You can use tcpsocket_scanner.rb file passing port and server address as command line arguments:

$ ruby tcpsocket_scanner.rb 22 example.com

This command line above will check if server under example.com is listening port 22.

Socket Scanner

The socket_scanner.rb is more robust. It use a combination of connect_nonblock, IO.select & Socket (instead of TCPSocket, which initiates a connection as soon as you create the object). The IO.select call will wait until the socket is ready to receive data (which means it’s open) or until TIMEOUT time has passed, after which we can assume that the port is either closed or ignoring connection requests.

You need to set the server address (localhost is default) and the ports you can check (21, 22, 23, 25, 53, 80, 443, 3306, 5432, 8080 are set) in the file before you use it.
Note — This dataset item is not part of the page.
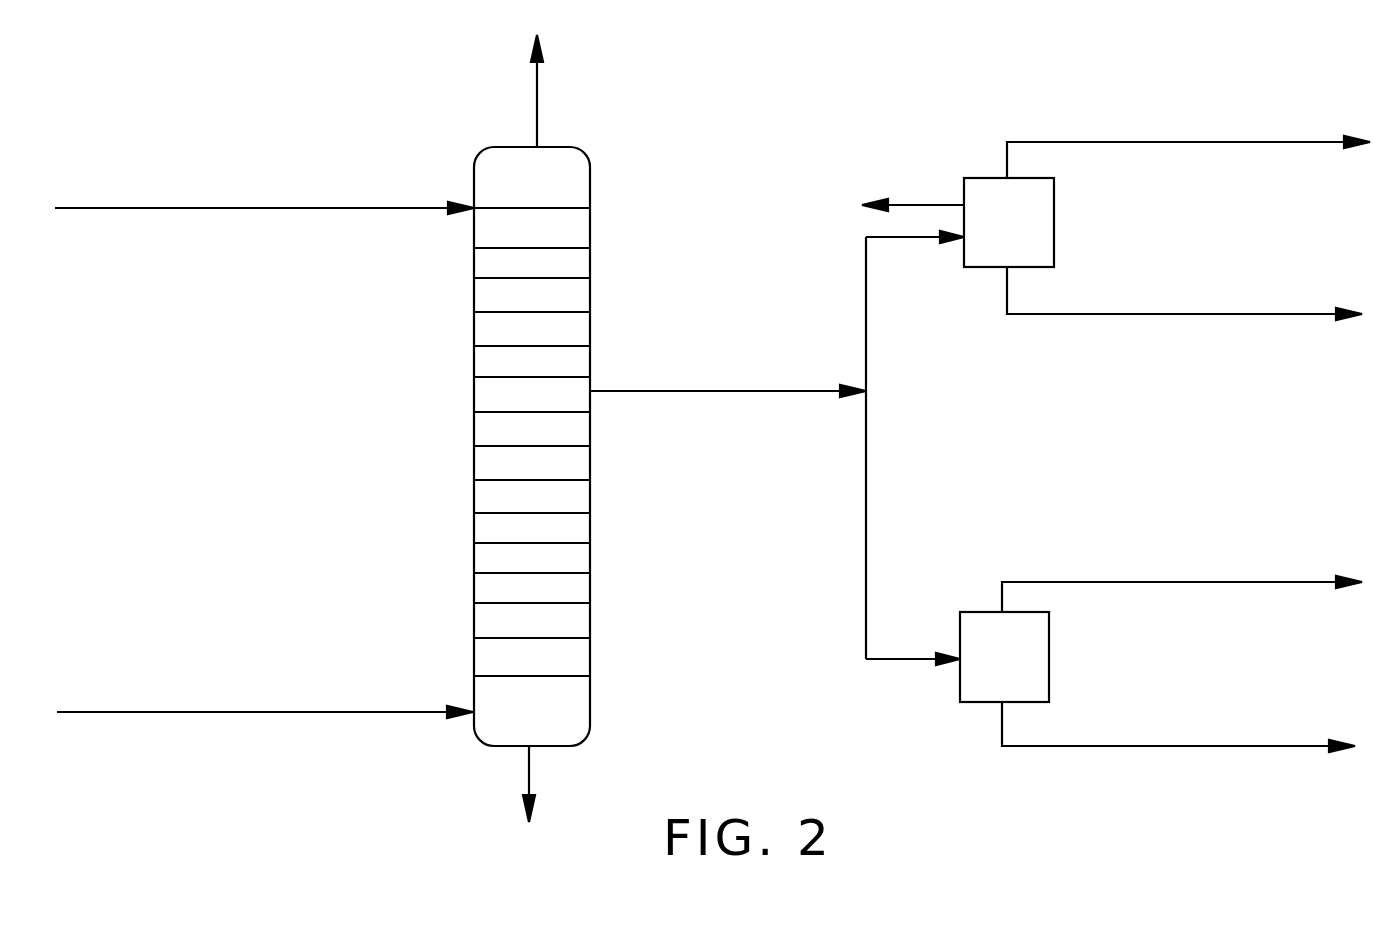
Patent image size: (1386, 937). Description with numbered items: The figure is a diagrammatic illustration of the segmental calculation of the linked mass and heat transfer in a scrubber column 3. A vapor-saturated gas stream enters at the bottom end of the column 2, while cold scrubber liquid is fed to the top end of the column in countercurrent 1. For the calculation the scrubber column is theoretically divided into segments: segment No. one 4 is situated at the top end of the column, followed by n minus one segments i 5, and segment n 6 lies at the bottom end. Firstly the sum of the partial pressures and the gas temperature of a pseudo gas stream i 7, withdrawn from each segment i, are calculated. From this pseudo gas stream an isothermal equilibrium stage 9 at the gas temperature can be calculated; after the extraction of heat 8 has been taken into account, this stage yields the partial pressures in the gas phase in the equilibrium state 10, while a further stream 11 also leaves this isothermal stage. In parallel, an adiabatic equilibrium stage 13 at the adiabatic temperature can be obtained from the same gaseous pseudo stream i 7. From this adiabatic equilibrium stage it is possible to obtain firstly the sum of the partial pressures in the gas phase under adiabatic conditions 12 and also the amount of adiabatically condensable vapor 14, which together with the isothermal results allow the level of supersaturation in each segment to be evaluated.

Here how you can use:

$ ruby socket_scanner.rb

The return will look similar to the output below:

Port 21 is open
Port 23 is open
Port 53 is open
...

Pull-Requests!

This is an example how to use TCPSocket and Socket in Ruby and definitely can be improved. Pull requests are very much welcomed and desired. Don't be afraid. Just do it! :)

Copyright & License

Copyright (C) 2017 Kirk Patrick - Released under the MIT License.
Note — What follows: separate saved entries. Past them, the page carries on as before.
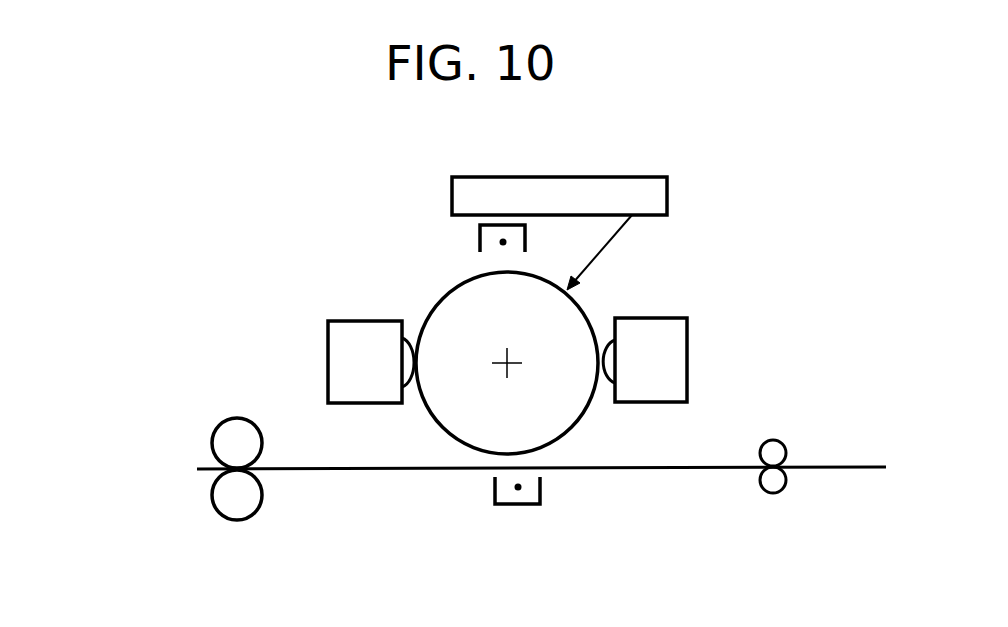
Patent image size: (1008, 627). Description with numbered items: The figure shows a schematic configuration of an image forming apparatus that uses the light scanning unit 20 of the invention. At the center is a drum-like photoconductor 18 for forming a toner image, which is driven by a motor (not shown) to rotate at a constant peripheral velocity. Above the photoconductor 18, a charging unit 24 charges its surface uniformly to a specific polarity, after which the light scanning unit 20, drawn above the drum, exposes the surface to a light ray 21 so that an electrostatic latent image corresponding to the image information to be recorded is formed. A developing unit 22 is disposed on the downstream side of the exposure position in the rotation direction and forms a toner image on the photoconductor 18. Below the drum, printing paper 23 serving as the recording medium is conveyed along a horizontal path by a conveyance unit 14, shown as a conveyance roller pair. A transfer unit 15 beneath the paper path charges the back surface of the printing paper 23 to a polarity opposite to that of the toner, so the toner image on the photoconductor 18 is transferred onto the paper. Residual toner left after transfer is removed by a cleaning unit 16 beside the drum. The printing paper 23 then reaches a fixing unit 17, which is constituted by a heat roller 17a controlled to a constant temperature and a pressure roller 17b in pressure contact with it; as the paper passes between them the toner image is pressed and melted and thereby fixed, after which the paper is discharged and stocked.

The conveyance unit 14 is at (772, 494).
The transfer unit 15 is at (517, 505).
The cleaning unit 16 is at (328, 352).
The fixing unit 17 is at (118, 407).
The heat roller 17a is at (227, 452).
The pressure roller 17b is at (227, 505).
The photoconductor 18 is at (438, 302).
The light scanning unit 20 is at (617, 176).
The light ray 21 is at (603, 247).
The developing unit 22 is at (687, 335).
The printing paper 23 is at (855, 467).
The charging unit 24 is at (480, 243).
Permission is hereby granted, free of charge, to any person obtaining a copy of this software and associated documentation files (the "Software"), to deal in the Software without restriction, including without limitation the rights to use, copy, modify, merge, publish, distribute, sublicense, and/or sell copies of the Software, and to permit persons to whom the Software is furnished to do so, subject to the following conditions:

The above copyright notice and this permission notice shall be included in all copies or substantial portions of the Software.

THE SOFTWARE IS PROVIDED "AS IS", WITHOUT WARRANTY OF ANY KIND, EXPRESS OR IMPLIED, INCLUDING BUT NOT LIMITED TO THE WARRANTIES OF MERCHANTABILITY, FITNESS FOR A PARTICULAR PURPOSE AND NONINFRINGEMENT. IN NO EVENT SHALL THE AUTHORS OR COPYRIGHT HOLDERS BE LIABLE FOR ANY CLAIM, DAMAGES OR OTHER LIABILITY, WHETHER IN AN ACTION OF CONTRACT, TORT OR OTHERWISE, ARISING FROM, OUT OF OR IN CONNECTION WITH THE SOFTWARE OR THE USE OR OTHER DEALINGS IN THE SOFTWARE.